Die Donauinselfest-Veranstalter*innen nehmen die Klimabewegung und ihre Anliegen sehr ernst und Äußerungen von Künstler*innen zum Klimaschutz auf Bühnen des Donauinselfests sind selbstverständlich möglich! Zu dem Auftritt einer Klima-Aktivistin der Letzten Generation auf einer unserer Bühnen während eines des Auftritts der Band ITCHY halten wir fest, dass es sich um einen zwar friedlichen, aber unangekündigten und für uns daher nicht vollständig einschätzbaren Protest handelte. Immerhin hatte die Letzte Generation „Störaktionen“ im Vorfeld angekündigt. Die Aktivistin hatte Gelegenheit ihre Botschaft kurz zu deponieren, wonach das Mikrofon aus eben genanntem Grund stumm geschaltet wurde. Im Anschluss konnte die Band ihr Set bis zum Ende fertig spielen. Danach wurden ihnen und ihrer Crew wegen der unabgestimmten Aktion die Backstage-Pässe abgenommen und sie wurden gebeten diesen zu verlassen. Die Darstellung, man habe die Band „vom Festivalgelände verwiesen“ ist daher nicht richtig, sie wurde lediglich aus dem Backstage-Bereich gebeten. 

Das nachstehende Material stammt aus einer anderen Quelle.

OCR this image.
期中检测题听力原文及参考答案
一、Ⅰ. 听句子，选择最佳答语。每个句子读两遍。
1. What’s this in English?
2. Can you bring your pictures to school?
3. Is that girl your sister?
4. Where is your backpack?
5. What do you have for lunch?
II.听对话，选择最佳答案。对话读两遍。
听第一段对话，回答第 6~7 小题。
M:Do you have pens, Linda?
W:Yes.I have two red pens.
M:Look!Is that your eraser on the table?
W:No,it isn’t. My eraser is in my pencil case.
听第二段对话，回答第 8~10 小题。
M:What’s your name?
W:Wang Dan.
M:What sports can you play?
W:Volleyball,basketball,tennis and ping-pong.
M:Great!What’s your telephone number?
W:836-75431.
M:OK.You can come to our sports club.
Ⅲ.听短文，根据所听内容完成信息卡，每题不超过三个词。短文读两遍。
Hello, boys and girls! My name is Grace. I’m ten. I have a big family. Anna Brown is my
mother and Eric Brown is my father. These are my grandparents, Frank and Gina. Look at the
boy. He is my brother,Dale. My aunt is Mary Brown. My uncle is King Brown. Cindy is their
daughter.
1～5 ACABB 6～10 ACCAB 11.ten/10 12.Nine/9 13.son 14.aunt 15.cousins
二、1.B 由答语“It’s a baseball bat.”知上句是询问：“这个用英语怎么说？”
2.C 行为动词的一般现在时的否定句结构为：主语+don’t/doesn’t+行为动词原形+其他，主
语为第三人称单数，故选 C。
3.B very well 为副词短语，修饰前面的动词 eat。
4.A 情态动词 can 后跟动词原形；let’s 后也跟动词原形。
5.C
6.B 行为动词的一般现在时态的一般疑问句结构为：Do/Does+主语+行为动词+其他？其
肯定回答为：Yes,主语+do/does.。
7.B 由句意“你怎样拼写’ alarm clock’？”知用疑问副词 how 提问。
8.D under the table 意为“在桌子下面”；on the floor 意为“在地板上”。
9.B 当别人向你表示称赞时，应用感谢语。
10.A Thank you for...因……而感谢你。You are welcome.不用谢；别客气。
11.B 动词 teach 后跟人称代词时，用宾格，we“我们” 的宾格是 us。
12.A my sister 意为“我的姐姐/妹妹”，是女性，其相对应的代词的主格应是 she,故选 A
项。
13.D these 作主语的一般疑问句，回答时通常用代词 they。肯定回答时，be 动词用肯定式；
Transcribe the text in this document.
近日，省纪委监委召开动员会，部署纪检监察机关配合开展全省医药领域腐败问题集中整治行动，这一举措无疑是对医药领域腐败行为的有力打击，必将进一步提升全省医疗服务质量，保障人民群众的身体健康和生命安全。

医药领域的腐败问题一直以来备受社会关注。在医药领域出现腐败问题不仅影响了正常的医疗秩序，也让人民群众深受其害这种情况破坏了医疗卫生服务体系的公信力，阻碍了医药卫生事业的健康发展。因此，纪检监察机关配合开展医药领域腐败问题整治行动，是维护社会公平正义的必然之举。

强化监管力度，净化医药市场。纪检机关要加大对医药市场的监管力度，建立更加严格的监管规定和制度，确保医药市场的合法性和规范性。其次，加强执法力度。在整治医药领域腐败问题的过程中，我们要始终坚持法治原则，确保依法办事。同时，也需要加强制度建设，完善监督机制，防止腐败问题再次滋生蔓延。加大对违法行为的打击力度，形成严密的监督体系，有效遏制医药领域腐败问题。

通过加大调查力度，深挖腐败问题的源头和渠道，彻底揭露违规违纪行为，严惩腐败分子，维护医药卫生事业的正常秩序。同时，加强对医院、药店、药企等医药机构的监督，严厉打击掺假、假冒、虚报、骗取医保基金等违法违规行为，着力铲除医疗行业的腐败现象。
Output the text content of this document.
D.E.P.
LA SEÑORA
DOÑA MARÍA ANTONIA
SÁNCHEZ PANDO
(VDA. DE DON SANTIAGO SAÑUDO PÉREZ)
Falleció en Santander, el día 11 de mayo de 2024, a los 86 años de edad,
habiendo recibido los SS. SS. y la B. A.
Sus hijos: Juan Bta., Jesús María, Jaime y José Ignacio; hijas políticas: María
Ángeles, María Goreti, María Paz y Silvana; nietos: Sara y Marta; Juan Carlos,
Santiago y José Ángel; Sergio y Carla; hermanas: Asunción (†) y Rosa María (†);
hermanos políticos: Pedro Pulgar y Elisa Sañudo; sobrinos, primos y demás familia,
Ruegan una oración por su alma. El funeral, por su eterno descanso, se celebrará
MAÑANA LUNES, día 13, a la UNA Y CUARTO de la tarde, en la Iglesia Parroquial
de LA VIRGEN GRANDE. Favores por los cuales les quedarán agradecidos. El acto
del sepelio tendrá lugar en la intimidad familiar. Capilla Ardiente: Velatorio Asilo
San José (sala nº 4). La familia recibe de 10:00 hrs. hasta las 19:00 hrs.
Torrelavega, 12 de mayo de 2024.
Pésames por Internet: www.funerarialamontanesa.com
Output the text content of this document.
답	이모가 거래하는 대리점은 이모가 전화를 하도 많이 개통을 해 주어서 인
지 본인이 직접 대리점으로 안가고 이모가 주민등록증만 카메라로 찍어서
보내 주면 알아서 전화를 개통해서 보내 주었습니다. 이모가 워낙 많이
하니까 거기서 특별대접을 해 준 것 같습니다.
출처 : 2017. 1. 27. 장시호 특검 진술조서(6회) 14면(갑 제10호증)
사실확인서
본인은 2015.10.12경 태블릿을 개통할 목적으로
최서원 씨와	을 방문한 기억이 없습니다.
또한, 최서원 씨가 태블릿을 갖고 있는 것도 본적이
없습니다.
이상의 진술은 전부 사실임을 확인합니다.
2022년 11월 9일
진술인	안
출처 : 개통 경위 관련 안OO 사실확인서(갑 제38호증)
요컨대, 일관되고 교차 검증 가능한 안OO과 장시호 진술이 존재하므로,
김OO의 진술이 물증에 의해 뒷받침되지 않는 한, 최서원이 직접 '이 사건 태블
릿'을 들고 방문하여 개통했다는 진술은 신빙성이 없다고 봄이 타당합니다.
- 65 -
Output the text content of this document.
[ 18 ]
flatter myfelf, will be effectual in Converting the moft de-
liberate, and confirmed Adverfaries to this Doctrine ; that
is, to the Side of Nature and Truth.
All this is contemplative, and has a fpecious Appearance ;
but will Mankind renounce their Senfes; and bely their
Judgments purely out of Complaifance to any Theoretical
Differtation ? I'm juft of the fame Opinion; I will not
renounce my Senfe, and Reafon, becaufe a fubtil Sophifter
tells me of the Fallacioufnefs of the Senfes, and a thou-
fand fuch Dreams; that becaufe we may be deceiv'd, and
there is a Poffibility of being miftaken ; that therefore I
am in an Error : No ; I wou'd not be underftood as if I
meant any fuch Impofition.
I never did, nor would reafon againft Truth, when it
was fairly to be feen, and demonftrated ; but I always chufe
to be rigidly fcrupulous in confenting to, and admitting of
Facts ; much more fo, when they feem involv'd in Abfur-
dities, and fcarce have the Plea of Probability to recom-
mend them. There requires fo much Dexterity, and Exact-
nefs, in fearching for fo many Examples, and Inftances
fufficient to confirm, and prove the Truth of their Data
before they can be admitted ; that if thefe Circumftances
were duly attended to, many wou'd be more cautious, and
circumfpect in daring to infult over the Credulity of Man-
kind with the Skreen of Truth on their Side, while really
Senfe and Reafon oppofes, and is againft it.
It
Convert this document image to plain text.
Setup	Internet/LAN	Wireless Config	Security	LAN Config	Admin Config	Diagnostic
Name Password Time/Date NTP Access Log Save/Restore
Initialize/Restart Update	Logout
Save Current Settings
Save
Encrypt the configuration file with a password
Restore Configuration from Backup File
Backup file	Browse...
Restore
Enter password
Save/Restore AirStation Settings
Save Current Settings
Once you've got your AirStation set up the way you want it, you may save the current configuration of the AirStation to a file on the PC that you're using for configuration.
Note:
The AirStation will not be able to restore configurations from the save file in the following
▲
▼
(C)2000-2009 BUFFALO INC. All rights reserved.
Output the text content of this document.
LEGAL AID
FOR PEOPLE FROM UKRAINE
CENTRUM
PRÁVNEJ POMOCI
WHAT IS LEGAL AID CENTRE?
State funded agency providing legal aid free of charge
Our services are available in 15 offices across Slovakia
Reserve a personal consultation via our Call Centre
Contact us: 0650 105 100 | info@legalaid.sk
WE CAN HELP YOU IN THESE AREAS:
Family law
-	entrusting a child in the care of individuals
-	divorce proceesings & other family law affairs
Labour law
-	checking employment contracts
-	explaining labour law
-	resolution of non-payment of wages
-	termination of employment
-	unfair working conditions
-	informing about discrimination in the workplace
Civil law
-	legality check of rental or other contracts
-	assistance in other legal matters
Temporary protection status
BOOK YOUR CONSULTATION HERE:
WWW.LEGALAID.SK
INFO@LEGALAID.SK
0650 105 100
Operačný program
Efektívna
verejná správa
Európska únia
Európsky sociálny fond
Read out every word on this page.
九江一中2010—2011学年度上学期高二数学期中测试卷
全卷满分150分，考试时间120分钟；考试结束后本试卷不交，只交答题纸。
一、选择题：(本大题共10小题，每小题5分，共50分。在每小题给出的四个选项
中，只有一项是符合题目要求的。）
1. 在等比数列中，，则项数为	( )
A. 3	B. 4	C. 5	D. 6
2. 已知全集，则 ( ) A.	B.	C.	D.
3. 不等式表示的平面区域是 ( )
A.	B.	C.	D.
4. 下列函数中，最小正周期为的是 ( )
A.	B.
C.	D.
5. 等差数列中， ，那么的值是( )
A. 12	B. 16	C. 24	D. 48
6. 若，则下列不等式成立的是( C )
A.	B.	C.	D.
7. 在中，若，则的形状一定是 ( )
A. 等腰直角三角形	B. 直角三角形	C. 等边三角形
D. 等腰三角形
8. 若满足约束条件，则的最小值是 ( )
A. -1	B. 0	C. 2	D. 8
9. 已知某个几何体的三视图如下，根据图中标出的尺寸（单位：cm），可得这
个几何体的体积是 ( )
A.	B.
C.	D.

Die Sicherheit der Besucher*innen und aller am Fest Beteiligten sowie das friedliche Feiern stehen für uns an erster Stelle. Wir tragen die Verantwortung für alle auf dem Fest und deshalb behalten wir uns auch vor, entsprechenden Maßnahmen zu ergreifen, um den reibungslosen Ablauf zu garantieren. Wir veranstalten das größte Freiluftfestival bei freiem Eintritt in Europa und sind sehr stolz darauf, dass es hier so friedlich und professionell abläuft.